RAG demos are easy. RAG in production is mostly retrieval, a tiny bit of generation, and a lot of plumbing nobody mentions. The magic, when there's any, lives in the retrieval — not the model.
Chunking is the part that determines whether RAG works at all. Splitting documents on token count is a starting point and a wrong one. We split on semantic boundaries — section headers, paragraph breaks, tables, code blocks — and we measure retrieval quality offline before any LLM call. If the right chunk isn't in the top-K, no model can recover.

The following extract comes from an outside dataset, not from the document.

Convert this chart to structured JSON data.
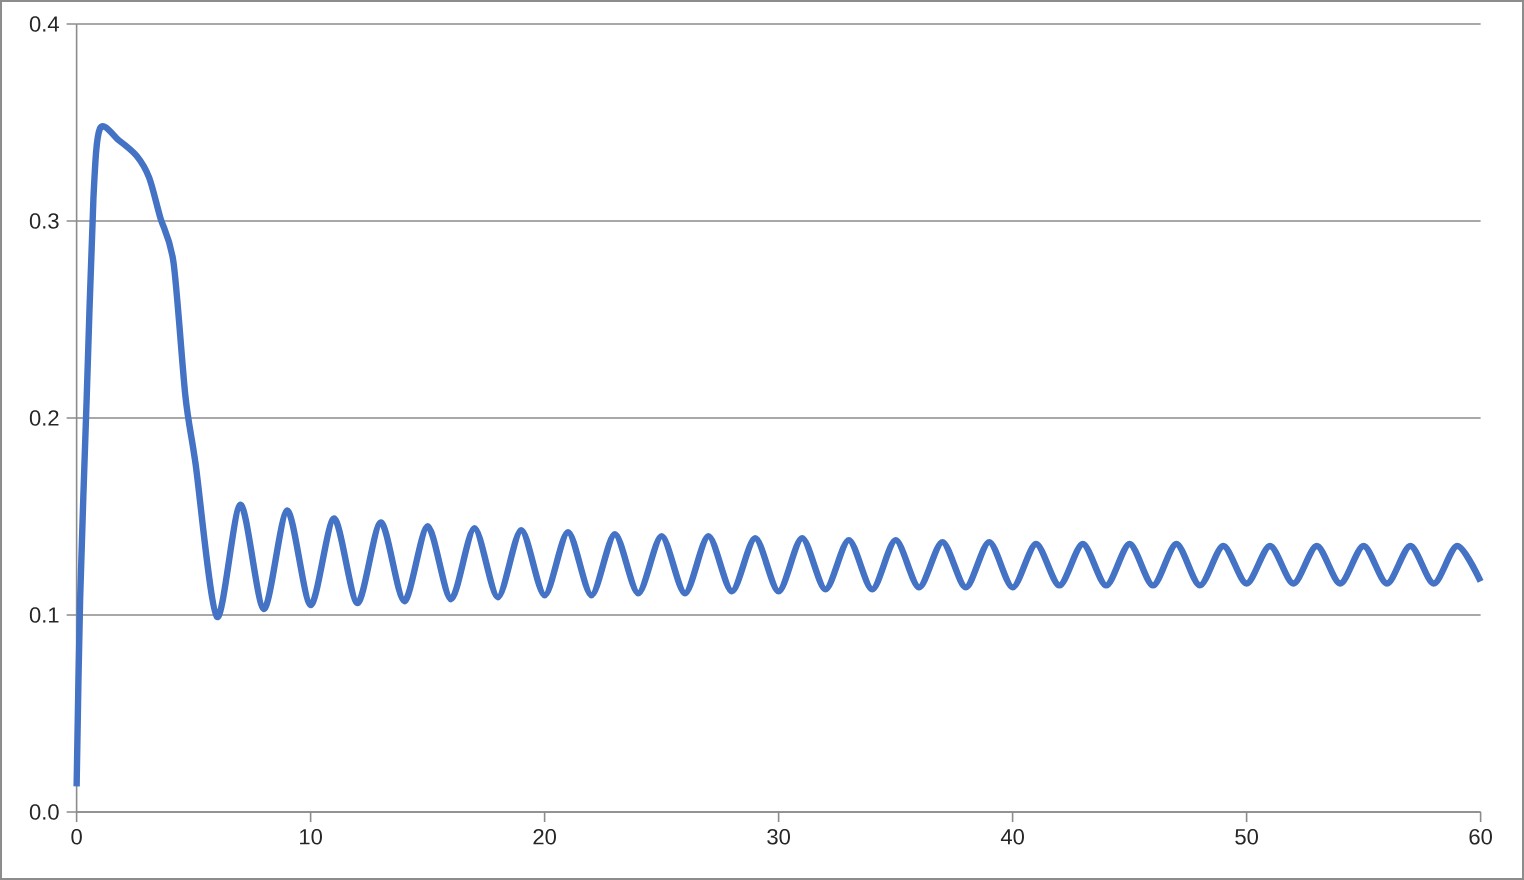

Hybrid retrieval is non-negotiable. BM25 catches exact-match cases vector search misses (product SKUs, code identifiers, error codes). Vector search catches semantic intent. The combination — typically a reciprocal rank fusion — is what we ship. Pure vector retrieval leaves 20-30% of cases on the table.
The evaluation suite is the artifact that matters. We start every RAG project with 200-500 questions sourced from real users (support tickets, sales calls, anything human-generated). Each question has a known-correct answer or a known-correct citation. Every change to chunking, embeddings, retrieval, or prompt is measured against this set. No eval = no progress, just opinion.
What we don't do: pretend embeddings choose themselves, ship 'agentic' loops without latency budgets, write multi-step plans with no fallback path. RAG that earns its place in production is boring, measured, and replaceable provider-by-provider.